ODISSEE
Canti, storie e immagini di mari e migranti
Testi e ricerca iconografica di
Gian Antonio Stella
Ricerca musicale e nuove canzoni di
Gualtiero Bertelli
con
Gualtiero Bertelli: voce narrante, canto, fisarmonica e chitarra
La Compagnia delle Acque:
Cecilia Bertelli: canto
Giuseppina Casarin: canto
Rachele Colombo: canto, percussioni, chitarra, mandola
Paolo Favorido: pianoforte
“Novanta minuti irresistibili che ogni teatro pubblico della penisola dovrebbe sentirsi in dovere di ospitare". La recensione su "La Stampa" di Masolino D'Amico, uno dei più celebri e esigenti critici teatrali italiani, fotografa in due parole l'accoglienza ricevuta da “Odissee” fin dalla "prima".
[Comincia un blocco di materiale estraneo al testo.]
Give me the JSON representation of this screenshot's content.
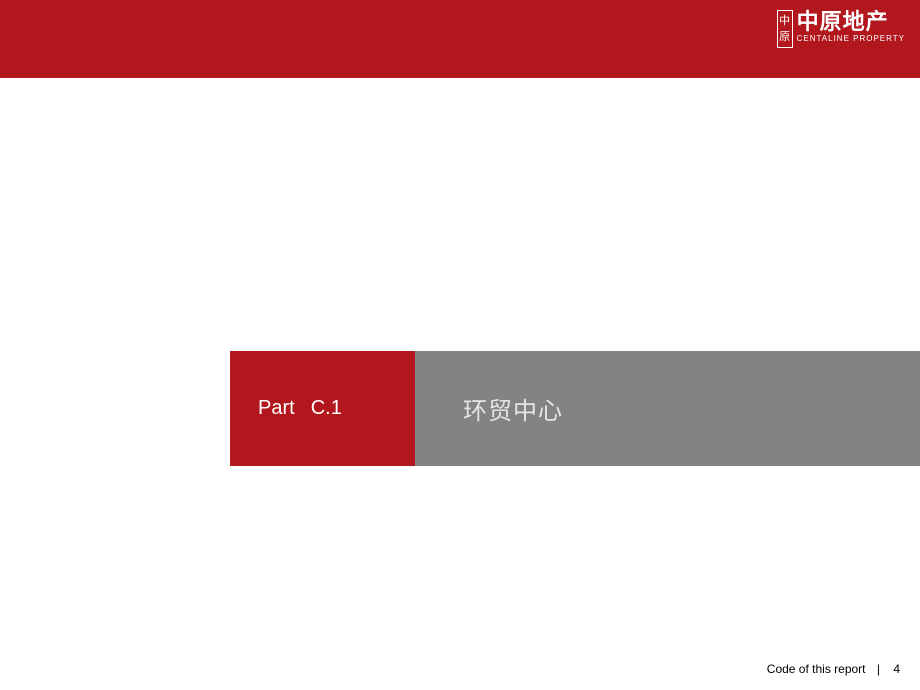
{
  "header": {
    "logo": {
      "seal_chars": "中原",
      "cn": "中原地产",
      "en": "CENTALINE PROPERTY"
    }
  },
  "section": {
    "part_word": "Part",
    "part_number": "C.1",
    "title": "环贸中心"
  },
  "footer": {
    "label": "Code of this report",
    "page": "4"
  }
}
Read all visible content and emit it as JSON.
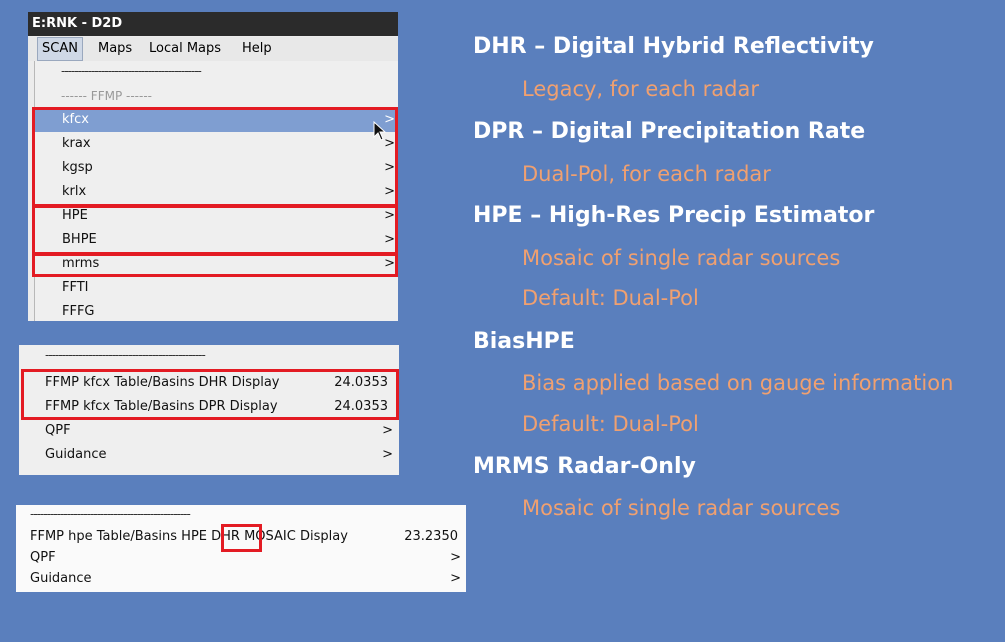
{
  "screenshot1": {
    "title": "E:RNK - D2D",
    "menubar": [
      "SCAN",
      "Maps",
      "Local Maps",
      "Help"
    ],
    "separator": "------------------------------------------",
    "ffmp_label": "------ FFMP ------",
    "items": [
      {
        "label": "kfcx",
        "arrow": ">"
      },
      {
        "label": "krax",
        "arrow": ">"
      },
      {
        "label": "kgsp",
        "arrow": ">"
      },
      {
        "label": "krlx",
        "arrow": ">"
      },
      {
        "label": "HPE",
        "arrow": ">"
      },
      {
        "label": "BHPE",
        "arrow": ">"
      },
      {
        "label": "mrms",
        "arrow": ">"
      },
      {
        "label": "FFTI",
        "arrow": ""
      },
      {
        "label": "FFFG",
        "arrow": ""
      }
    ]
  },
  "screenshot2": {
    "separator": "------------------------------------------------",
    "rows": [
      {
        "label": "FFMP kfcx Table/Basins DHR Display",
        "value": "24.0353"
      },
      {
        "label": "FFMP kfcx Table/Basins DPR Display",
        "value": "24.0353"
      },
      {
        "label": "QPF",
        "arrow": ">"
      },
      {
        "label": "Guidance",
        "arrow": ">"
      }
    ]
  },
  "screenshot3": {
    "separator": "------------------------------------------------",
    "rows": [
      {
        "label": "FFMP hpe Table/Basins HPE DHR MOSAIC Display",
        "value": "23.2350"
      },
      {
        "label": "QPF",
        "arrow": ">"
      },
      {
        "label": "Guidance",
        "arrow": ">"
      }
    ]
  },
  "notes": [
    {
      "heading": "DHR – Digital Hybrid Reflectivity",
      "subs": [
        "Legacy, for each radar"
      ]
    },
    {
      "heading": "DPR – Digital Precipitation Rate",
      "subs": [
        "Dual-Pol, for each radar"
      ]
    },
    {
      "heading": "HPE – High-Res Precip Estimator",
      "subs": [
        "Mosaic of single radar sources",
        "Default: Dual-Pol"
      ]
    },
    {
      "heading": "BiasHPE",
      "subs": [
        "Bias applied based on gauge information",
        "Default: Dual-Pol"
      ]
    },
    {
      "heading": "MRMS Radar-Only",
      "subs": [
        "Mosaic of single radar sources"
      ]
    }
  ],
  "colors": {
    "background": "#5a7fbd",
    "highlight": "#e31b23",
    "heading": "#ffffff",
    "subtext": "#f0a070"
  }
}
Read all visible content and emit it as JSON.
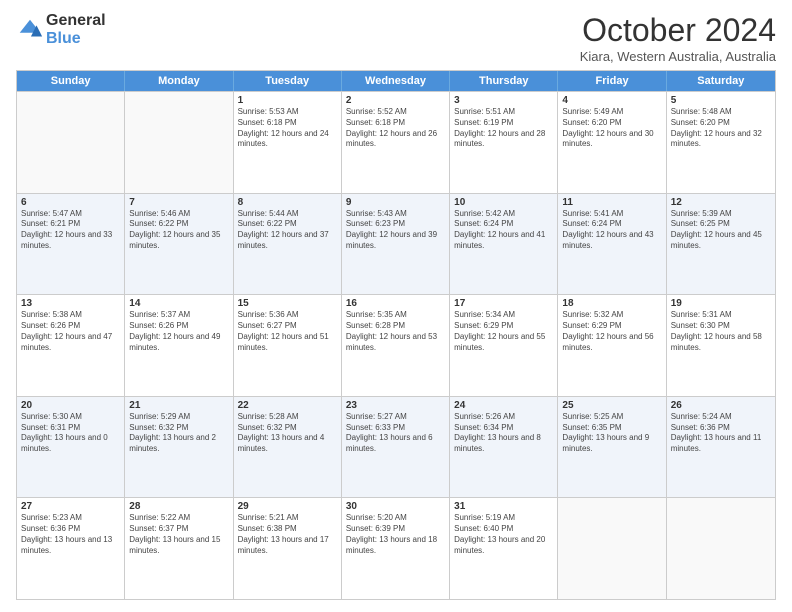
{
  "logo": {
    "general": "General",
    "blue": "Blue"
  },
  "header": {
    "title": "October 2024",
    "subtitle": "Kiara, Western Australia, Australia"
  },
  "days_of_week": [
    "Sunday",
    "Monday",
    "Tuesday",
    "Wednesday",
    "Thursday",
    "Friday",
    "Saturday"
  ],
  "weeks": [
    [
      {
        "day": "",
        "info": ""
      },
      {
        "day": "",
        "info": ""
      },
      {
        "day": "1",
        "info": "Sunrise: 5:53 AM\nSunset: 6:18 PM\nDaylight: 12 hours and 24 minutes."
      },
      {
        "day": "2",
        "info": "Sunrise: 5:52 AM\nSunset: 6:18 PM\nDaylight: 12 hours and 26 minutes."
      },
      {
        "day": "3",
        "info": "Sunrise: 5:51 AM\nSunset: 6:19 PM\nDaylight: 12 hours and 28 minutes."
      },
      {
        "day": "4",
        "info": "Sunrise: 5:49 AM\nSunset: 6:20 PM\nDaylight: 12 hours and 30 minutes."
      },
      {
        "day": "5",
        "info": "Sunrise: 5:48 AM\nSunset: 6:20 PM\nDaylight: 12 hours and 32 minutes."
      }
    ],
    [
      {
        "day": "6",
        "info": "Sunrise: 5:47 AM\nSunset: 6:21 PM\nDaylight: 12 hours and 33 minutes."
      },
      {
        "day": "7",
        "info": "Sunrise: 5:46 AM\nSunset: 6:22 PM\nDaylight: 12 hours and 35 minutes."
      },
      {
        "day": "8",
        "info": "Sunrise: 5:44 AM\nSunset: 6:22 PM\nDaylight: 12 hours and 37 minutes."
      },
      {
        "day": "9",
        "info": "Sunrise: 5:43 AM\nSunset: 6:23 PM\nDaylight: 12 hours and 39 minutes."
      },
      {
        "day": "10",
        "info": "Sunrise: 5:42 AM\nSunset: 6:24 PM\nDaylight: 12 hours and 41 minutes."
      },
      {
        "day": "11",
        "info": "Sunrise: 5:41 AM\nSunset: 6:24 PM\nDaylight: 12 hours and 43 minutes."
      },
      {
        "day": "12",
        "info": "Sunrise: 5:39 AM\nSunset: 6:25 PM\nDaylight: 12 hours and 45 minutes."
      }
    ],
    [
      {
        "day": "13",
        "info": "Sunrise: 5:38 AM\nSunset: 6:26 PM\nDaylight: 12 hours and 47 minutes."
      },
      {
        "day": "14",
        "info": "Sunrise: 5:37 AM\nSunset: 6:26 PM\nDaylight: 12 hours and 49 minutes."
      },
      {
        "day": "15",
        "info": "Sunrise: 5:36 AM\nSunset: 6:27 PM\nDaylight: 12 hours and 51 minutes."
      },
      {
        "day": "16",
        "info": "Sunrise: 5:35 AM\nSunset: 6:28 PM\nDaylight: 12 hours and 53 minutes."
      },
      {
        "day": "17",
        "info": "Sunrise: 5:34 AM\nSunset: 6:29 PM\nDaylight: 12 hours and 55 minutes."
      },
      {
        "day": "18",
        "info": "Sunrise: 5:32 AM\nSunset: 6:29 PM\nDaylight: 12 hours and 56 minutes."
      },
      {
        "day": "19",
        "info": "Sunrise: 5:31 AM\nSunset: 6:30 PM\nDaylight: 12 hours and 58 minutes."
      }
    ],
    [
      {
        "day": "20",
        "info": "Sunrise: 5:30 AM\nSunset: 6:31 PM\nDaylight: 13 hours and 0 minutes."
      },
      {
        "day": "21",
        "info": "Sunrise: 5:29 AM\nSunset: 6:32 PM\nDaylight: 13 hours and 2 minutes."
      },
      {
        "day": "22",
        "info": "Sunrise: 5:28 AM\nSunset: 6:32 PM\nDaylight: 13 hours and 4 minutes."
      },
      {
        "day": "23",
        "info": "Sunrise: 5:27 AM\nSunset: 6:33 PM\nDaylight: 13 hours and 6 minutes."
      },
      {
        "day": "24",
        "info": "Sunrise: 5:26 AM\nSunset: 6:34 PM\nDaylight: 13 hours and 8 minutes."
      },
      {
        "day": "25",
        "info": "Sunrise: 5:25 AM\nSunset: 6:35 PM\nDaylight: 13 hours and 9 minutes."
      },
      {
        "day": "26",
        "info": "Sunrise: 5:24 AM\nSunset: 6:36 PM\nDaylight: 13 hours and 11 minutes."
      }
    ],
    [
      {
        "day": "27",
        "info": "Sunrise: 5:23 AM\nSunset: 6:36 PM\nDaylight: 13 hours and 13 minutes."
      },
      {
        "day": "28",
        "info": "Sunrise: 5:22 AM\nSunset: 6:37 PM\nDaylight: 13 hours and 15 minutes."
      },
      {
        "day": "29",
        "info": "Sunrise: 5:21 AM\nSunset: 6:38 PM\nDaylight: 13 hours and 17 minutes."
      },
      {
        "day": "30",
        "info": "Sunrise: 5:20 AM\nSunset: 6:39 PM\nDaylight: 13 hours and 18 minutes."
      },
      {
        "day": "31",
        "info": "Sunrise: 5:19 AM\nSunset: 6:40 PM\nDaylight: 13 hours and 20 minutes."
      },
      {
        "day": "",
        "info": ""
      },
      {
        "day": "",
        "info": ""
      }
    ]
  ]
}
E’ la storia, raccontata con canti, testi e immagini, del rapporto di paura e di amore tra gli italiani e l' oceano, la spaventosa barriera d'acqua che pareva separare la nostra miseria dalla ricchezza della Merica.
La rappresentazione,della durata di 90 minuti circa, alterna racconti, documenti d’epoca con canti provenienti dal patrimonio popolare italiano, da oltre oceano e infine composti appositamente per questa occasione.
Il tutto è completato dall’ininterrotta proiezione di straordinarie immagini d’epoca, frutto di una approfondita ricerca in diversi archivi, anche familiari.
Ne deriva una descrizione realistica e tremenda delle condizioni in cui i nostri nonni vivevano in patria prima, nelle nuove terre poi, dopo viaggi tremendi e spesso drammatici.
Numerosi sono i riferimenti alla realtà odierna che vede altre drammatiche odissee solcare i nostri mari e approdare alle nostre spiagge.
Tratto dal libro “Odissee. Italiani nelle rotte del sogno e del dolore” di Gian Antonio Stella, edizioni Rizzoli
In particolari situazioni, compatibilmente con i suoi impegni professionali, prende parte allo spettacolo anche l’autore del testo Gian Antonio Stella.